Bei uns hatte der VRiLG Kehl bereits sehr deutlich bei der Einführung in den Sach- und Streitstand dargelegt, warum nach seiner vorläufigen Auffassung keine Löschung der Domain erfolgen wird. Daraufhin wurde ein Vergleich im xx.xxx Bereich geschlossen und die Domain nach Zahlung an die Klägerin übertragen, die auch die Gerichtskosten getragen hat.
Ob hier eine Berufung sinnvoll ist, kann ich nicht wirklich abschließend beurteilen, da mir die Parteischriftsätze fehlen, auf die im Tatbestand Bezug genommen wird. Sollte in der ersten Instanz tatsächlich nicht ausreichend zu den verschiedenen beschreibenden Bedeutungen von "fc" vorgetragen worden sein, so dürfte es schwer werden, diesen Vortrag in der Berufung nachzuholen.

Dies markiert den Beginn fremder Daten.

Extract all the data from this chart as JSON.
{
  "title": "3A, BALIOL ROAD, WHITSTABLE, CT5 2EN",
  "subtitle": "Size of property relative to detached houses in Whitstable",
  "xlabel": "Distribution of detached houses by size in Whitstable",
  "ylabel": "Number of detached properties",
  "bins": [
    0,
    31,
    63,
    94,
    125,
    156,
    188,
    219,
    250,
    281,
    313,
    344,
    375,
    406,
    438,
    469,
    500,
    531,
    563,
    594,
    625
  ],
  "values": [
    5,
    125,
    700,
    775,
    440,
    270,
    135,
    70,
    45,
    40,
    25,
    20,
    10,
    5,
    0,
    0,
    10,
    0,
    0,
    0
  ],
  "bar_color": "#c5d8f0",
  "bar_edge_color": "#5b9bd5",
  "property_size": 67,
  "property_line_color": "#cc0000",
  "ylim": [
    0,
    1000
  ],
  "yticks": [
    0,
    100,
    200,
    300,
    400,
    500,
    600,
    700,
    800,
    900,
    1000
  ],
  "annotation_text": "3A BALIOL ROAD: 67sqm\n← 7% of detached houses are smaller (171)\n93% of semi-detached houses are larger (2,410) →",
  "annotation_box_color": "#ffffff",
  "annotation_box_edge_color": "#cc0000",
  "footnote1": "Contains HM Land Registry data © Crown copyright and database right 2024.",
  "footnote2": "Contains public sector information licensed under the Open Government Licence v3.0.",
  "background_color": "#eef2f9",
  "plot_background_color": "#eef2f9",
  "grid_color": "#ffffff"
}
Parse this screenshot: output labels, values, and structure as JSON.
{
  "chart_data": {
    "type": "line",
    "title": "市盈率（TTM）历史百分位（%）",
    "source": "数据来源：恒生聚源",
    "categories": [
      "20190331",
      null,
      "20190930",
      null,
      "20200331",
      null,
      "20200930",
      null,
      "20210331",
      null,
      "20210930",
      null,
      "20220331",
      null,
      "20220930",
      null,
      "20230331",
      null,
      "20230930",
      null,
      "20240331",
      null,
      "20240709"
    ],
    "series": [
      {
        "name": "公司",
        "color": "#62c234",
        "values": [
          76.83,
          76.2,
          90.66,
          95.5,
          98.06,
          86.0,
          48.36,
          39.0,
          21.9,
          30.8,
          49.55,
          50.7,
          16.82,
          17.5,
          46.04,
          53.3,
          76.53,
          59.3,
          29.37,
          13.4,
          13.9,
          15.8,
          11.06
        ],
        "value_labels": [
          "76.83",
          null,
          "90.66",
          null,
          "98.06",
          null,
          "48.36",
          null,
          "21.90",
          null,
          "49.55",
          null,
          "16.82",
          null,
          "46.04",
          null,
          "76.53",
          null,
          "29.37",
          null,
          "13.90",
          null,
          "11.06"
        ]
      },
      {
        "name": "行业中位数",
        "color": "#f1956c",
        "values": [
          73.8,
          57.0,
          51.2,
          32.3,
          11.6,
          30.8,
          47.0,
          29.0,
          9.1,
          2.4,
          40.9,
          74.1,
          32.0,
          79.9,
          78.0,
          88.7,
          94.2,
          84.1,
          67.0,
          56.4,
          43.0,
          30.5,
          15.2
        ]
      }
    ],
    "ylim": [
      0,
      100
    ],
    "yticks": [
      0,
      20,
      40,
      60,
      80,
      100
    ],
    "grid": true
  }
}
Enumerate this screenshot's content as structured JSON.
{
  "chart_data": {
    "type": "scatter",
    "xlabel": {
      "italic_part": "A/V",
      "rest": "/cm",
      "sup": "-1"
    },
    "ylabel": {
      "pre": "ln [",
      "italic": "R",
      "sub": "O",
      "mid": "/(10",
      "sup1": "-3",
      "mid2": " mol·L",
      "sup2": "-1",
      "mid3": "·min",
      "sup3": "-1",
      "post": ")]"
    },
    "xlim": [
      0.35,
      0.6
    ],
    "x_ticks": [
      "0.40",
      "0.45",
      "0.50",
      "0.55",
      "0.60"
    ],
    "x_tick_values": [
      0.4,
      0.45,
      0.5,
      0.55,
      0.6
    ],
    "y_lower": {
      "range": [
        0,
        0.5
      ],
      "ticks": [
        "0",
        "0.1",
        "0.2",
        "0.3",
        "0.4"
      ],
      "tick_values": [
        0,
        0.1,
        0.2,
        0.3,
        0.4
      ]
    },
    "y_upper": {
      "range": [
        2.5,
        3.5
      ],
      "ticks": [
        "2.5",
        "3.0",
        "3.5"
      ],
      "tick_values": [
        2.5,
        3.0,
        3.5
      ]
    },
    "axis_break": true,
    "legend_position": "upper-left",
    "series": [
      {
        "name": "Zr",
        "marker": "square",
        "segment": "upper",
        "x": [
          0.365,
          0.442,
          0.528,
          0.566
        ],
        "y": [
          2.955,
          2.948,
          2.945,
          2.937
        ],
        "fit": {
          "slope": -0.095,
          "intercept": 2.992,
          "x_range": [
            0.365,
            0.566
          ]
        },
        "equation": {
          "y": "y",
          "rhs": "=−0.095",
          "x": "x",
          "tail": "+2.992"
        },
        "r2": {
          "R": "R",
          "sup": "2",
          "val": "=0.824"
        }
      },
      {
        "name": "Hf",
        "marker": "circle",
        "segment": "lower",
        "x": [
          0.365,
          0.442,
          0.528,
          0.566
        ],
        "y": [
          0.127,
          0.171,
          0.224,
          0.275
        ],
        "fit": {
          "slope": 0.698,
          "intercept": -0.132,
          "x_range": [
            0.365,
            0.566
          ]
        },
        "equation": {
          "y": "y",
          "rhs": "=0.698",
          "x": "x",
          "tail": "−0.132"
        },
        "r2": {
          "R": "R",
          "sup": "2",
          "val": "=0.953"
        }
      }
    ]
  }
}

Ich wünsche in jedem Fall viel Glück und Erfolg. Ich würde hier gerne sehen, dass dieses Urteil gekippt wird, schon aus dem "egoistischen" Grund, dass ich keine Lust habe, in Zukunft dieses Urteil als Rechtsprechungsbeispiel in gegnerischen Schriftsätzen zu lesen.